Plötzlich ist es da. Dieses Kribbeln im Bauch. Dann hält er nur noch drauf, sagt er. Filmt, was das Zeug hält. Beim Hafengeburtstag die Windjammer "Krusenstern" und "Mir" unter vollen Segeln! Vor zwei Jahren die "Queen Mary" zum Greifen nah! Da kommt er ins Schwärmen. Der Mann, der schon hunderte von Schiffen begrüßt und verabschiedet hat. Gerd Kruse, einer der fünf Hobby-Kapitäne der Schiffsbegrüßungsanlage im Schulauer Fährhaus in Wedel. An Dienstjahren der Jüngste. Vom Körperumfang her der Stattlichste. Mit einer erst spät erwachten Liebe zur See.

Jetzt, um 14 Uhr, ist Ebbe. Nichts los auf der Elbe. Auf der Terrasse umso mehr. Zwei Busladungen aus Oberfranken sind gerade angekommen. Die Temperatur unter der Überdachung steigt. Der Lärmpegel auch. Kellner schwitzen. Balancieren Stapel von Tellern mit üppigen Schollen. Gerd Kruse in seiner proper sitzenden Uniformjacke mit den drei Ärmelstreifen - "vier wären erst ein echter Kapitän!" - macht da ordentlich was her. Schaulaufen für Landratten irgendwie. Ja, sagt er lachend. Drinnen im Restaurant ist es leer und kühl. Muße und Ruhe genug für ein langes Gespräch.

Gerd Kruse hat einen Spickzettel dabei. Damit er bloß nicht den Faden verliert bei all den Döntjes, die sich da so angehäuft haben über die Jahre. Auf dem langen Weg zu der kleinen Kabine dicht an der Terrasse mit der Rundumverglasung, in der er seit fünf Jahren schon seinen Spleen auslebt, wie er es nennt. Sein Kollege Rolf Jensen hält da heute die Stellung. Umgeben von 17 000 archivierten Schiffsdaten. Einer Computeranlage für Nationalhymnen und Landesflaggen. Und natürlich einem Fernglas für die Feinarbeit.
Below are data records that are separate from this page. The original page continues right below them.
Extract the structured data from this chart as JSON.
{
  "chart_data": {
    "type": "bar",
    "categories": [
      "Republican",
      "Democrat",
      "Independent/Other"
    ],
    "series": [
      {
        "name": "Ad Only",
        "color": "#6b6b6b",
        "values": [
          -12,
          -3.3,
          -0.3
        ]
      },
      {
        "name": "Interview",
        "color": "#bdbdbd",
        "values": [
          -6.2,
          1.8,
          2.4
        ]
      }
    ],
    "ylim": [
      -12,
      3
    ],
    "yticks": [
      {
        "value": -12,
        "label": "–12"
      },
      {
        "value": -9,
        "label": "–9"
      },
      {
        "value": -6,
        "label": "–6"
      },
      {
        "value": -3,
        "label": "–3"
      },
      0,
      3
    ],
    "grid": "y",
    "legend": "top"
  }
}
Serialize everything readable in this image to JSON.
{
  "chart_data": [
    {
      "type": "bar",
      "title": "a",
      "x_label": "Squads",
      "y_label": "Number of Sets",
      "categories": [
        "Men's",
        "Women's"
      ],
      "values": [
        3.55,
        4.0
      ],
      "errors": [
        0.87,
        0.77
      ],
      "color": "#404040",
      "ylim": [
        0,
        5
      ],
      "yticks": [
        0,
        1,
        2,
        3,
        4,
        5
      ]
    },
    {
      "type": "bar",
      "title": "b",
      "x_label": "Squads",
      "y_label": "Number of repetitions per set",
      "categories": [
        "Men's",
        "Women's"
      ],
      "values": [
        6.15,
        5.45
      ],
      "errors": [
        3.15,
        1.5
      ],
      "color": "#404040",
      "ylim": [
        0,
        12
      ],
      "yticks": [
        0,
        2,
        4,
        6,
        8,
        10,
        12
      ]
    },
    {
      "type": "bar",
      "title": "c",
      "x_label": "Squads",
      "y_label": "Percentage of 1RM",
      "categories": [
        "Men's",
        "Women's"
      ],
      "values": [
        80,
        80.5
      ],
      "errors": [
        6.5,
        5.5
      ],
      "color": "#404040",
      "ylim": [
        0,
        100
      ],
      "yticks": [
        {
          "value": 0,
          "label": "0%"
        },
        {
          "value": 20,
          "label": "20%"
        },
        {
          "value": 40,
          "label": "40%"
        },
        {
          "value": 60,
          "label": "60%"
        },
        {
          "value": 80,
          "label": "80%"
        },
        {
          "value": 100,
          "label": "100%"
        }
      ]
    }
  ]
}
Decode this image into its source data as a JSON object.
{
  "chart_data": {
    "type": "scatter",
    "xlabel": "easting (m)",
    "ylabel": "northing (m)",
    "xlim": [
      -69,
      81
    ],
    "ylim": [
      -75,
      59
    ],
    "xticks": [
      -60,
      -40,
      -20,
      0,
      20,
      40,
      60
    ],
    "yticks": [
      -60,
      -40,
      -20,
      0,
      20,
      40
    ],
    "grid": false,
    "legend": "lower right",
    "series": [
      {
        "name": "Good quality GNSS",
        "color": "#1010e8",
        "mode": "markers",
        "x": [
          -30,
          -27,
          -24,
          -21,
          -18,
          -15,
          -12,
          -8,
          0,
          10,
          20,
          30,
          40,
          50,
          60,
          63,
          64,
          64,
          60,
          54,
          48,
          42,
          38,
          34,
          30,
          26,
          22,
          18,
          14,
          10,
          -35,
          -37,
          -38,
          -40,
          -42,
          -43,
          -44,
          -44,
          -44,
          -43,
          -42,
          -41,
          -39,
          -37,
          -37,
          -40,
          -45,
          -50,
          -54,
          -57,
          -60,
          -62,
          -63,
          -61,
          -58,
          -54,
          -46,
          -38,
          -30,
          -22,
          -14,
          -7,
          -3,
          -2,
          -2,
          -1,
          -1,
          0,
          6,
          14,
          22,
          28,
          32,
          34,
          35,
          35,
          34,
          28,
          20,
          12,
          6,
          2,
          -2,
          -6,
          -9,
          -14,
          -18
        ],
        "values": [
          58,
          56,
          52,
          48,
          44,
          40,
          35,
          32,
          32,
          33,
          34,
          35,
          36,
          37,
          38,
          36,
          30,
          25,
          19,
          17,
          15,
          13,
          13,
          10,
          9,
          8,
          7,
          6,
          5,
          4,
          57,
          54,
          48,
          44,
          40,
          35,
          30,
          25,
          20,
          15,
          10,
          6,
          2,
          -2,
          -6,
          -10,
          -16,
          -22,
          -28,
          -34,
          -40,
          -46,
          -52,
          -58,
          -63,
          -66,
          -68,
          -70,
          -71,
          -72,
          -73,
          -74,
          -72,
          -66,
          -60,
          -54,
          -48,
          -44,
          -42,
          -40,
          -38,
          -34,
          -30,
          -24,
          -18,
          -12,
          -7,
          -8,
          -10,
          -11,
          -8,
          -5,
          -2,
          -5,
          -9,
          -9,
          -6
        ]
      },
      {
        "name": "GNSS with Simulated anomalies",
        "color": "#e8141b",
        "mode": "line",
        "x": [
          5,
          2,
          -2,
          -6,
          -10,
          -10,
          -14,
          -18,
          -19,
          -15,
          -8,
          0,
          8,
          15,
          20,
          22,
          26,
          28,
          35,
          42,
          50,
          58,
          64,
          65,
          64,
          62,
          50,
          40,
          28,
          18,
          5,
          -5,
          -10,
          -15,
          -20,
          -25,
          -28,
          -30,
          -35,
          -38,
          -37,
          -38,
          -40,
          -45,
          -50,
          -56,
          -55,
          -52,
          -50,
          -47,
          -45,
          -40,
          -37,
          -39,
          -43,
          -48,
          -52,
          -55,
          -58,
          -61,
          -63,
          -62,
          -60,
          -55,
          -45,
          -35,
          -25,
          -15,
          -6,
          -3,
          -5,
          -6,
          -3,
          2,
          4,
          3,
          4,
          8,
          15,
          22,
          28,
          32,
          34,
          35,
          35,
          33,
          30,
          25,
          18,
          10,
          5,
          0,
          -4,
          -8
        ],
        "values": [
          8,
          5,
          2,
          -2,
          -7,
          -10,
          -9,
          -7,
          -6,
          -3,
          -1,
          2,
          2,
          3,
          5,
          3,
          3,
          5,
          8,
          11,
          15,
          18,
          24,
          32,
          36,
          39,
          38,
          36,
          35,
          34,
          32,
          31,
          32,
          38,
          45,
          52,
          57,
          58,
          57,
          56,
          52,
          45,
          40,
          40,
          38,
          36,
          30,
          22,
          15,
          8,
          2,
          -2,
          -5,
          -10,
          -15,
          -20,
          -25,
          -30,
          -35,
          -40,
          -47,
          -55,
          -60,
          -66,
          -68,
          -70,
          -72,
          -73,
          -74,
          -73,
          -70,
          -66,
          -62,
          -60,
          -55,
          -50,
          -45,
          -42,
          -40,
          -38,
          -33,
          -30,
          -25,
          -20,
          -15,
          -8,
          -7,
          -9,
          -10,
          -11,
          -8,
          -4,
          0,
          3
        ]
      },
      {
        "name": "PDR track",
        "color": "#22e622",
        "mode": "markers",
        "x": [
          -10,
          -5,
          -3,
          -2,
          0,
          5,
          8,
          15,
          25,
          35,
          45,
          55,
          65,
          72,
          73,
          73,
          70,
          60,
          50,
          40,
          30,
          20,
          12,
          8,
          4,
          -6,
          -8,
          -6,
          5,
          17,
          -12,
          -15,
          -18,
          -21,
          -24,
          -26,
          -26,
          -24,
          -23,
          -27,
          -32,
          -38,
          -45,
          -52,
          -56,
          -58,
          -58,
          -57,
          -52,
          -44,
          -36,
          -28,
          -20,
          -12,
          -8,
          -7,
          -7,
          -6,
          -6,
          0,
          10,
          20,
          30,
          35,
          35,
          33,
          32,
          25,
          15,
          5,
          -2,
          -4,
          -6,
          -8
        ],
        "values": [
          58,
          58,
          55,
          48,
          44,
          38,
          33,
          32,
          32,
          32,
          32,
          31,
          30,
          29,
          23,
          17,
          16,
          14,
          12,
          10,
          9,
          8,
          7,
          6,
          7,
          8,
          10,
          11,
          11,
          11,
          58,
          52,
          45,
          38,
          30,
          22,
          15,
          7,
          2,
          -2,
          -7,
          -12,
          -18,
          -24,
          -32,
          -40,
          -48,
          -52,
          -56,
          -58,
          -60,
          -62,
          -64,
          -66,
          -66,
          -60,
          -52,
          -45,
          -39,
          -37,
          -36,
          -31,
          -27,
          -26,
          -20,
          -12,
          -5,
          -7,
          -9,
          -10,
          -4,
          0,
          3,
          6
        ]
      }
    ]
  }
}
Gerd Kruse also. Ohne Jacke jetzt. Rötlich, gemütlich. Das weiße Hemd selbst gebügelt. "In der Wäscherei laufen die nur ein." Ein kaltes Spezi, ein Stück Frankfurter Kranz muss noch sein. Und dann geht es ab. Dieses Leben, eng verknüpft mit der deutschen Nachkriegsgeschichte. Nein, sagt er, früher noch. Sein Großvater, ein Telegrafenassistent, war schließlich schon dabei, als 1900 die ersten Telefonleitungen zu den Halligen gelegt wurden. 1944 kommt die Familie bei den Großeltern in Pinneberg unter. Der Vater ist im Zweiten Weltkrieg gefallen. Die Dienstwohnung in Lüneburg muss die Witwe mit den beiden kleinen Kindern sofort räumen. "Das war eine schlimme Zeit", sagt Gerd Kurse. Der Krieg verloren, die Armee aufgelöst, Rente und Pension gibt's nicht. Die Postkarte mit dieser Nachricht hat er noch. Anfang der 50er-Jahre kommt eine Nachzahlung. Die Hälfte frisst die Steuer. In Erinnerungen wühlen sei schweißtreibend, sagt er, und greift zum Taschentuch.

Ein paar Jahrzehnte weiter. Gerd Kruse ist auf dem Weg in die gehobene Beamtenlaufbahn. Wird Regierungsinspektor z. A., kurz für "zur Anstellung". Behördenintern verballhornt zu "Zur Ausnutzung" bei Männern, "zum Angucken" bei Frauen.

Die Frauen. Überhaupt, sagt er, könnten wir das Thema ein bisschen klein halten? Dass Frauenstimmen hier nicht so gut tragen von den Lautsprechern vor dem 40 Meter hohen Flaggenmast rüber zu den Schiffen, sei die eine Sache. Die Frauen in seinem Leben eine ganz andere. Es gab da mehrere, sagt er. Seiner letzten geschiedenen habe er es zu verdanken, dass er diesen wunderbaren Freizeitjob hier gefunden habe. Sie hatte im Wedel-Schulauer Tageblatt davon gelesen, fand, es sei ihm wie auf den Leib geschneidert. Auch wenn es mit der Ehe nicht klappte, sie muss ihn zumindest gut gekannt haben.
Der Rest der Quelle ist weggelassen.